Шрифт:
Интервал:
Закладка:
У Мик безупречная укладка на золотисто-каштановых волосах. Но покрасневшие руки свидетельствуют о тяжелой трудовой жизни. Она начала работать в семнадцать лет. Мик хотела быть артисткой, как и ее тетка, певица и танцовщица в Мулен Руж и в Шатле, которую все звали Бреваль и на которую она регулярно ходила любоваться. Но, в конце концов, она начала свою карьеру в типографии. «Ох уж эти строчные литеры, сколько их прошло через мои руки!» Мик больше всего на свете дорожила своей независимостью. «Я всю жизнь работала и ни разу не попросила у мужа денег на чулки». Когда ее подруга Мариэль-Фредерик Тюрпо победила на выборах мэра Свободной коммуны Монмартра, она произнесла фразу, вполне в духе как Мистенгетт,[22] так и Фредерика Дара:[23] «Я довольна, наконец-то женщина стоит во главе Монмартра, ну, теперь мы им покажем, всем этим мерзавцам» (имея в виду мужчин). По мере того как она вспоминала свою жизнь, ее лицо озарялось лукавой улыбкой, а в бледно-голубых глазах загорались огоньки гордости. В руках она теребила врученную ей когда-то Медаль Парижа, из которой она сделала подвеску. «Она из позолоченного серебра, это очень высокая награда!» С нежностью она вспоминала и говорила о своем дорогом Бертране (Деланое, мэре Парижа) и не менее дорогом Даниэле (Вайане, мэре XVIII округа). «Это мои друзья, и Жюппе[24] тоже. Все они приходили к нам в дом! Но мы никогда не говорили о политике».
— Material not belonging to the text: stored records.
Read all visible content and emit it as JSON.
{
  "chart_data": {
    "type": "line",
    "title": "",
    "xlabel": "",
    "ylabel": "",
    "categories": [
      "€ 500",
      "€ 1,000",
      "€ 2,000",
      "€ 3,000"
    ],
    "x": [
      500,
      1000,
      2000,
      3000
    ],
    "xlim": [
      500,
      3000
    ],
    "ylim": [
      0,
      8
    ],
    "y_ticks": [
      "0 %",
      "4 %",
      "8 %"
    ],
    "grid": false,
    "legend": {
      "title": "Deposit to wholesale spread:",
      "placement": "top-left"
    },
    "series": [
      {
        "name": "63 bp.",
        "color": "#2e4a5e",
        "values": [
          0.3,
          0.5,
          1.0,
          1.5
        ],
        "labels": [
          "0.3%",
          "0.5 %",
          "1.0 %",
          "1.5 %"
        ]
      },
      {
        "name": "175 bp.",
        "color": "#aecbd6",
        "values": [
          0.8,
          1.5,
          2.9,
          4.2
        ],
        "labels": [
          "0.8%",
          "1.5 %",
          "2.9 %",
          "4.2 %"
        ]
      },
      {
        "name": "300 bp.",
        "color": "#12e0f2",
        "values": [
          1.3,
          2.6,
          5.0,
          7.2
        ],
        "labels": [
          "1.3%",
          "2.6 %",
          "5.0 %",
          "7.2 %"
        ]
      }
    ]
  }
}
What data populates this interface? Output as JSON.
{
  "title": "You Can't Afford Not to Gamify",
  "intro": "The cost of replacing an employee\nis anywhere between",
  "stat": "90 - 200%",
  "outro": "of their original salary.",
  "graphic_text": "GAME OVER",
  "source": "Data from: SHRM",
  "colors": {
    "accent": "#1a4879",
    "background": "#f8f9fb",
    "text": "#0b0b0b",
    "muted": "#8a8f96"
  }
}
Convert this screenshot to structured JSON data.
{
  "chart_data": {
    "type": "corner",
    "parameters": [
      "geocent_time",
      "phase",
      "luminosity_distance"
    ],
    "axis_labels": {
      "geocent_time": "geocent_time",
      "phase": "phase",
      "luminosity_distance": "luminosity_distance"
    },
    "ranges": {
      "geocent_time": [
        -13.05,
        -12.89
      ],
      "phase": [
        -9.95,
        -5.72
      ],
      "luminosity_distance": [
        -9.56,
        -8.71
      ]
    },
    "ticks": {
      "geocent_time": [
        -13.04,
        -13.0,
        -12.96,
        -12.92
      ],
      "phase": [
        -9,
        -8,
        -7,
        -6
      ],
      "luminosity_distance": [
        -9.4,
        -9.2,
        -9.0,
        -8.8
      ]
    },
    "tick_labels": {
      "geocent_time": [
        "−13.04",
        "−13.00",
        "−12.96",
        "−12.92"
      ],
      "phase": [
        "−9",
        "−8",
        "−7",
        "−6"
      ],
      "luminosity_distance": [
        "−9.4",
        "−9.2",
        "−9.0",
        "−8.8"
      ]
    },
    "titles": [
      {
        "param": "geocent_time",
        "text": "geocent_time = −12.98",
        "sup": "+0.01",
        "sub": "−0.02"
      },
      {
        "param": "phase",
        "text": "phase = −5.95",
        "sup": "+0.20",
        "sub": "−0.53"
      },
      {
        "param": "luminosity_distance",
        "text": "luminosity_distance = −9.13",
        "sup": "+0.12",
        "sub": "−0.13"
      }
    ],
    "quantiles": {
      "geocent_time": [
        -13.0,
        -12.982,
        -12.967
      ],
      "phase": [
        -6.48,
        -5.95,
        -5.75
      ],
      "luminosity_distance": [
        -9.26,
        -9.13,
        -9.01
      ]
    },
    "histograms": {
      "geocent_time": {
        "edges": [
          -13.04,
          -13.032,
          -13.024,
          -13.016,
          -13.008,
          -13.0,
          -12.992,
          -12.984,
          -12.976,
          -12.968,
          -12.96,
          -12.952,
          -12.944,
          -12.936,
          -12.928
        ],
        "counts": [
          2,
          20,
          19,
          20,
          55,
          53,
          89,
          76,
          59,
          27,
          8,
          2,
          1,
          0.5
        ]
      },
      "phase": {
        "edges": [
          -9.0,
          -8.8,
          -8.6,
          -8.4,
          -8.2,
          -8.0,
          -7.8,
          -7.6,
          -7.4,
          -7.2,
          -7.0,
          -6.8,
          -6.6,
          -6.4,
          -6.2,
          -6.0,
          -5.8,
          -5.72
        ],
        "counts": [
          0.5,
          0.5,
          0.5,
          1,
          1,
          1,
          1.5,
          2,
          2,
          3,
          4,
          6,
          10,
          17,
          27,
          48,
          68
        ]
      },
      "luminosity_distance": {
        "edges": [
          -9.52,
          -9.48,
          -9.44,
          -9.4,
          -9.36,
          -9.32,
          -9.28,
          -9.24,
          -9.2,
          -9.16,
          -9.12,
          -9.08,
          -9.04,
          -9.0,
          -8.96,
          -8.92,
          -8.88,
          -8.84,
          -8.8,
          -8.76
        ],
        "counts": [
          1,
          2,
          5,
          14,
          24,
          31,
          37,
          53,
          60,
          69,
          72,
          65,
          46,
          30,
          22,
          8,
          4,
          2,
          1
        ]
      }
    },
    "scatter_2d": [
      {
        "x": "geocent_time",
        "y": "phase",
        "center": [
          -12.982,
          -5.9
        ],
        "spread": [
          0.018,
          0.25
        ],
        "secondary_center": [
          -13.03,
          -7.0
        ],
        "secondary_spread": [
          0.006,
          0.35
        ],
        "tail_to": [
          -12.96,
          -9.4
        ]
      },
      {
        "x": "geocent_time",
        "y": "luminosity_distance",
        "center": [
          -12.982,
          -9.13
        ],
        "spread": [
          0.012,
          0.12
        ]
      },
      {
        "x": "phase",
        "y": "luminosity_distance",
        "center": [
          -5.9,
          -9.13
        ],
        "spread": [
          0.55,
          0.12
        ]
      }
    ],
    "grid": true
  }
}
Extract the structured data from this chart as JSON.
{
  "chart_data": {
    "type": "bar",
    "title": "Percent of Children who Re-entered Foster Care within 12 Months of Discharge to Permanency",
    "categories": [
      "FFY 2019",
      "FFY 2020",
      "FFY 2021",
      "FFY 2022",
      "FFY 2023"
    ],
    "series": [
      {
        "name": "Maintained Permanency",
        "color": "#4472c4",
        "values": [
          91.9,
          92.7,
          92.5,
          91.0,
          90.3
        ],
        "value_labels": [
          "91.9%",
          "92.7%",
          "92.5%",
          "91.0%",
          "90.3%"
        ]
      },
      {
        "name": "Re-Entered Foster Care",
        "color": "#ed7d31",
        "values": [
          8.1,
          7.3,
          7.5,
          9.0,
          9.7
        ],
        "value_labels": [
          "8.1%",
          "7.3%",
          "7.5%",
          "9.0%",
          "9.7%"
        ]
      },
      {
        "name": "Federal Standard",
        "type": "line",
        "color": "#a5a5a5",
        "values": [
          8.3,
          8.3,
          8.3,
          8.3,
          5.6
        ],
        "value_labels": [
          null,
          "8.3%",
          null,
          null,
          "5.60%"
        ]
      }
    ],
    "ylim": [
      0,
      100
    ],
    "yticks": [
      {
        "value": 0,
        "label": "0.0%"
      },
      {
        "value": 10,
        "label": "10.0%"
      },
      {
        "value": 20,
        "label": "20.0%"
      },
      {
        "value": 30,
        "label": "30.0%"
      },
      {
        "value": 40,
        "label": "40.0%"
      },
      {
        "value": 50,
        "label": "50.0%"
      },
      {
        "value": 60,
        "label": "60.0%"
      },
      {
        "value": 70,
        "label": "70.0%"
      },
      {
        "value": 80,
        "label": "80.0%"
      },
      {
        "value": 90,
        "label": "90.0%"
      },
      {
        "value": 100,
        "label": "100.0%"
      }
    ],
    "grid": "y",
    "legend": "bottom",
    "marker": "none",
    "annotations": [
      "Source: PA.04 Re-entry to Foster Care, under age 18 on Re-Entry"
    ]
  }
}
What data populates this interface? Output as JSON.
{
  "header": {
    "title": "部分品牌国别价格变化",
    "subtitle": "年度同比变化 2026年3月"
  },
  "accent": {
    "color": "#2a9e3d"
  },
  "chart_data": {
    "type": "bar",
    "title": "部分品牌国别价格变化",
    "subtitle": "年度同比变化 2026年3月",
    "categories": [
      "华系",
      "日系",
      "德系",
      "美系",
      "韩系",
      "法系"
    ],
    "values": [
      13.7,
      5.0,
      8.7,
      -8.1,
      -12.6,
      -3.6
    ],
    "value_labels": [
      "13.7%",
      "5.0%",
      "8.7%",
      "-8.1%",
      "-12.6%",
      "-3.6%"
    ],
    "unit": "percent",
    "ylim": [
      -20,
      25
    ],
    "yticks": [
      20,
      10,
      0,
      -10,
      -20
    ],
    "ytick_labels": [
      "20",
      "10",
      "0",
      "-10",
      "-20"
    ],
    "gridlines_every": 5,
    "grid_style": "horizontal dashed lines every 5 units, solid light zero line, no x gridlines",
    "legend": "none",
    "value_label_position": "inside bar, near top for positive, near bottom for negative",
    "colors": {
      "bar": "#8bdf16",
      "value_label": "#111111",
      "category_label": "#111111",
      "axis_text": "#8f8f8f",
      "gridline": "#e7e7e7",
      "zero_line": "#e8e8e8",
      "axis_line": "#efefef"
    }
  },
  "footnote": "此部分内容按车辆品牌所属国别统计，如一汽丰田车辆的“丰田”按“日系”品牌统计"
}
2 января Мик воссоединилась со своим любимым Анатолем и со своими друзьями Франциском Пульбо и Морисом Хисом.[25] Ее прах был погребен на кладбище Монмартра, недалеко от останков Гулю, музы Тулуз-Лотрека, королевы канкана и матери парижских цыпочек. И теперь с высоты холма весь Монмартр простирается перед ней, как на ладони!
Она могла бы быть подругой Мик. Впервые мы увидели ее в воскресенье во второй половине дня в дискотеке «Балажо» на улице Лапп, куда она заходит по выходным, чтобы встретиться со своими подругами и потанцевать. Но по выходным в «Балажо» приходится быть постоянно на чеку, потому что нет отбоя от жиголо из стран восточной Европы, ведущих охоту на кошельки и состояния пожилых дам. Но Люлю не проведешь, и она никогда не попадется на эту удочку. В свои семьдесят пять лет она приходит сюда, чтобы повеселиться вволю и потанцевать под аккомпанемент аккордеона Джо Привата-младшего, сына короля «пианино на заплечных ремнях». Полька, вальс, ява, фокстрот, танго… все это представляется причудливой смесью доброго старого дансинга с танцплощадкой в самом сердце квартала Бастилия, ныне обезличенного продавцами панини и псевдороскошными барами, который не имеет ничего общего с районом, где когда-то нашли прибежище маргиналы всех мастей и девицы легкого поведения.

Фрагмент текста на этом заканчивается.